Paul Cortesini, David Geary, Rudy Margiotti, and Thomas Zola have a lot in common.

All four live in Hamilton Township, near Trenton. All belong to Local 1360 of the United Food and Commercial Workers, a union representing supermarket workers.

And, most important, they all filed a joint lawsuit against a developer and Hamilton's planning board, saying the board improperly approved the developer's plans to install a Walmart in what is now a dilapidated strip shopping center in their township.

But are they all also shills?

That's the word - among others - the developer's lawyer used to describe the men. "They are stooges for the union," said Mark Kaplin, of Blue Bell. The UFCW has long battled Walmart.

Putting aside whether Kaplin's assertion is true, is it even an issue in today's style of public discourse, where skirmishes are just as likely to be fought in courts as in Congress, or, for that matter, across the bargaining table?

"This is the American way. We use litigation as a political tactic," said Philip Harvey, a professor of law and economics at Rutgers University-Camden.

"We probably recognize and approve of this more than any other society in the world," he said.

There are larger issues, but the immediate one is the fate of the 24.1-acre tract in Hamilton.

That led to two lawsuits. The first was filed June 28 in Mercer County Superior Court by the four men.

The second, the one with the word shill in it, was filed Tuesday in federal court in Camden by Kaplin, representing Peter Abrams, a Montgomery County businessman who heads ARD Hamilton L.L.C., the site developer and landowner.
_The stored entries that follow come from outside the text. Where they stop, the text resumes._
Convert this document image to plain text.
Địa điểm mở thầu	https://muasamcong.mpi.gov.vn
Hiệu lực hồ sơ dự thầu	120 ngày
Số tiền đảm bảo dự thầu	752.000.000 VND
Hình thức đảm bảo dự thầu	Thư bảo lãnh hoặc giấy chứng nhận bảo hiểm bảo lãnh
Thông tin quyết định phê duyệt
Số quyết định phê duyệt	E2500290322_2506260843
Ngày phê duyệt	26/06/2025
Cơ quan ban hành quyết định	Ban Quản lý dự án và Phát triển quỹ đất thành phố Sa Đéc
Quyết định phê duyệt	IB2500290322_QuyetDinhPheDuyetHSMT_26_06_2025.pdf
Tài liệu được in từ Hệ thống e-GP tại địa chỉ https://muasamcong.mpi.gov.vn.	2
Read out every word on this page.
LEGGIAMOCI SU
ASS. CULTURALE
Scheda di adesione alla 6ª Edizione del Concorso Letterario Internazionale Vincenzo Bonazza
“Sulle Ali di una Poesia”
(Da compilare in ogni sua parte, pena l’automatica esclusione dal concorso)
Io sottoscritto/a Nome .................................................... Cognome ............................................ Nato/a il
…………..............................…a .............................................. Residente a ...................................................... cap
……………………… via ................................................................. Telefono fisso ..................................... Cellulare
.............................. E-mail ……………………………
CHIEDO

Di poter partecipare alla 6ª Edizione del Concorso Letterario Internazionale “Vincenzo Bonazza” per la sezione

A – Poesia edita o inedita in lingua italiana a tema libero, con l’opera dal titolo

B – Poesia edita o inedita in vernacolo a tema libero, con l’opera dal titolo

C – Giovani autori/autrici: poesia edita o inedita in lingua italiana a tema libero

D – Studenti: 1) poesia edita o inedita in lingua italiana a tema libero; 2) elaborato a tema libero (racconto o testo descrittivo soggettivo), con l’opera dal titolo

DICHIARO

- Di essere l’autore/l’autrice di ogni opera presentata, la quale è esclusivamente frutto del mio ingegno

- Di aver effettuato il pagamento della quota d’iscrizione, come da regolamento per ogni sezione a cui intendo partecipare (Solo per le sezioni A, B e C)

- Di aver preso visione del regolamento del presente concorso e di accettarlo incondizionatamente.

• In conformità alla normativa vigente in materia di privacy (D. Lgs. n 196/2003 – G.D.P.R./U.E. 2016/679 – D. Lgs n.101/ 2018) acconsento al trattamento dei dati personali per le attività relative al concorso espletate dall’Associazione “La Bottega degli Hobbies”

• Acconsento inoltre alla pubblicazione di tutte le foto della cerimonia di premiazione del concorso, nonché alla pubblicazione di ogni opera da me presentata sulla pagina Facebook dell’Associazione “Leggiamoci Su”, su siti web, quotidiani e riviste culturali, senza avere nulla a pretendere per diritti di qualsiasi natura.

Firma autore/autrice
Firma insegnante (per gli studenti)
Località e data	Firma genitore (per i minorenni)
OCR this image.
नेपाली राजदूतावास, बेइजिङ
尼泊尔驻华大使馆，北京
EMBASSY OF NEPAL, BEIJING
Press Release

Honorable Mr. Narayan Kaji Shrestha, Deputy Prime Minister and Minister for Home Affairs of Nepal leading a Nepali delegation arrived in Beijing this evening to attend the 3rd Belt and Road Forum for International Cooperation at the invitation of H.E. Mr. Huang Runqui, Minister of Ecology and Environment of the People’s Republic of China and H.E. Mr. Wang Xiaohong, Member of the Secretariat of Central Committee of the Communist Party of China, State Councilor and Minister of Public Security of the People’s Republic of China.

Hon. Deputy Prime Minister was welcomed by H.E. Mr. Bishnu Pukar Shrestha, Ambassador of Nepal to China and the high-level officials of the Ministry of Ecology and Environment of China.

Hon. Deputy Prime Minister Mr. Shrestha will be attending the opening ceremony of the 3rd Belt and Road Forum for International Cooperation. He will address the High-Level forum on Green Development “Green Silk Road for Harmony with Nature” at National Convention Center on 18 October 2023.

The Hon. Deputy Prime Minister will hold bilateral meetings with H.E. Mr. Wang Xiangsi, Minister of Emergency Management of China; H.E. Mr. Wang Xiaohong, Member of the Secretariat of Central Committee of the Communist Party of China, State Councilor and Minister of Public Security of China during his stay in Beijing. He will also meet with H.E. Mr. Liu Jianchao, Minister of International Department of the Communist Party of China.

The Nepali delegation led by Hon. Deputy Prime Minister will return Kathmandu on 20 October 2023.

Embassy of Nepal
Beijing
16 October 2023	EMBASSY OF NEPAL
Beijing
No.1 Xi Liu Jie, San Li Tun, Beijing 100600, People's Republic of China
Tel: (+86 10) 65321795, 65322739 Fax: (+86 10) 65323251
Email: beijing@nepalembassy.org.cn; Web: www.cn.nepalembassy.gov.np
The federal suit, against UFCW Local 1360, contends that the union put its four members, the "shills," up to filing the Mercer County suit, improperly delaying development, with the potential for a $1.5 million loss.

Walmart, which is primarily nonunion, isn't named as a party in either suit, but its influence looms in both.

"It's a shame that attorneys for special interests are using the legal process to block or delay projects that will brings jobs and new affordable shopping alternatives to the residents of New Jersey," Walmart spokesman William Wertz said.

He declined to say whether the "special interests" include the UFCW.

For years, the union has been battling Walmart across the nation, most recently backing a group of warehouse workers in California, employed by a subcontractor, that went on strike last week.

In Philadelphia, the efforts are organized by UFCW Local 1776, based in Blue Bell. In South Jersey, Local 1360, headquartered in Berlin, has opposed Walmart in Lumberton, Berlin, Cinnaminson, and Woolwich.

By paying its workers less, the UFCW has argued, Walmart makes it more difficult for supermarkets paying higher union wages to compete.

"We want Walmart to be a better employer and a better neighbor," said UFCW spokeswoman Jamie Way, speaking from union headquarters in Washington.

How the four union members feel about being called shills is not known. They did not return phone calls or could not be reached for comment.

Local 1360 president Sam Ferraino Jr. did not respond to more than 10 phone calls to his home and office.

Also unavailable for more than a brief comment was Jeffrey Baron, the Voorhees real estate lawyer who represented the four men in their lawsuit in Mercer County.

"I don't represent the union," he said Wednesday.

It's not unusual for advocacy groups to recruit plaintiffs and fund litigation that champions their causes in the courts, said Harvey, at Rutgers.

"The civil rights movement, abortion, antiabortion - everybody brings lawsuits as a way of applying political pressure," he said.

But there is a wrinkle in the National Labor Relations Act that changes the equations for unions.

Unions can spar with the employers whose workers they are representing or trying to represent, but there are limits to threatening or coercing outside parties built into the labor relations act.

By contrast, Harvey said, if the NAACP or the Sierra Club had backed four members, all Hamilton Township residents, in a similar suit, they could file the same lawsuit without recourse, assuming the suit had merit.

In the Hamilton case, the developer would be the outside party. None of the four men lives within a mile of the site.

"The union has the right to exercise their First Amendment right and object to any company whose activities they don't like within the bounds of the labor laws," said Kaplin, a former Walmart attorney who believes he is the first lawyer to pursue this legal theory against unions that fund their members' litigation against developers.

"They could go before a zoning board if Walmart were the applicant and object to the plan," he said, "but Walmart is not the applicant here."

For Kaplin to win his federal case, Harvey said, he'd have to prove that Cortesini, Geary, Margiotti, and Zola were agents for the union.

Kaplin might be helped by what happened in Cinnaminson. Attorney Baron represented union members who lived there in a state lawsuit against a developer. Superior Court Judge Ronald E. Bookbinder kicked him off the case, saying he violated an evidence order, a side issue.

But Bookbinder's opinion included findings that the members knew little about development issues and believed Local 1360 was paying Baron's fee.

Harvey said that Kaplin would also have to prove that the lawsuit was coercive. But that, he said, would be tough.

"Lawsuits are incredibly coercive," he said, "but they are protected coercion."